Последнее было сказано так, что женщина ойкнула и бросилась вон из палаты. С соседней кровати раздался недовольный басок:
– Чего орешь, блажной?
Егор ничего не ответил, прислушиваясь к звукам из коридора. Пробежала одна пара ног, другая… Ночь разжимала свои объятия.
… Утром к нему не по времени зашёл лечащий врач, Артём Сергеевич, и с ним кто-то ещё. Мужчины долго смотрели на Егора, хмуро косившего глаза в стену, потом тот, второй, произнёс:
– Я хирург. Меня зовут Вениамин Петрович. Ночью у моего больного неожиданно поднялось давление, и…

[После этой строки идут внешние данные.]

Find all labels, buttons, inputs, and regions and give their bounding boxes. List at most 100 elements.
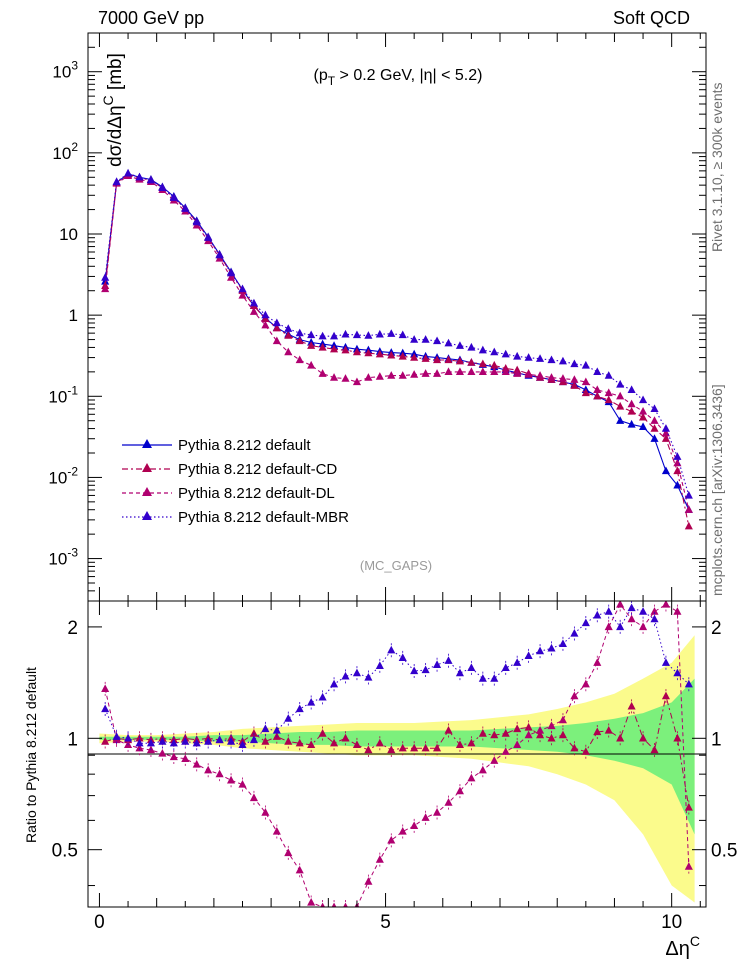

– Его ведь спасли, да? – перебил Егор.
– Да. Успели. Клапан не закрылся.
Егор кивнул: строго так, без улыбки.
– Это хорошо.
– Да уж… Ну а теперь, уникум ты наш, скажи пожалуйста, как ты узнал, что его надо спасать?
Юноша вздохнул.
– Сон приснился.
– Э-э… Сон? – включился в беседу лечащий врач.
– Сон.
– И… часто тебя такие сны посещают?
– В первый раз, – буркнул Егор.
Врачи вышли в коридор, нервно так посовещались и вернулись.
– Похоже, плохо мы тебя обследовали, – заговорил Артём Сергеевич. – Не возражаешь, если продолжим?
Егор лишь пожал плечами.
… Ночь. Опутанный проводами, с головой в конусе аппарата МРТ, юноша лежал на спине. Ждал. Чего-то ждал и специалист за пультом, установленном в палате, на самом выходе. Специалисту хотелось спать. Егору нет. Он размышлял:
«Сон – это безвременье… Точно. А во сне я – это я или нет? А если не я, то – кто? Эй, так и с катушек слететь не долго. Остановись, Егорка-тараторка».
Голова как-то разом отяжелела, и пространство перед глазами дрогнуло… раздвоилось. С той стороны навалилось забытьё, и Егор перестал мучить себя вопросами.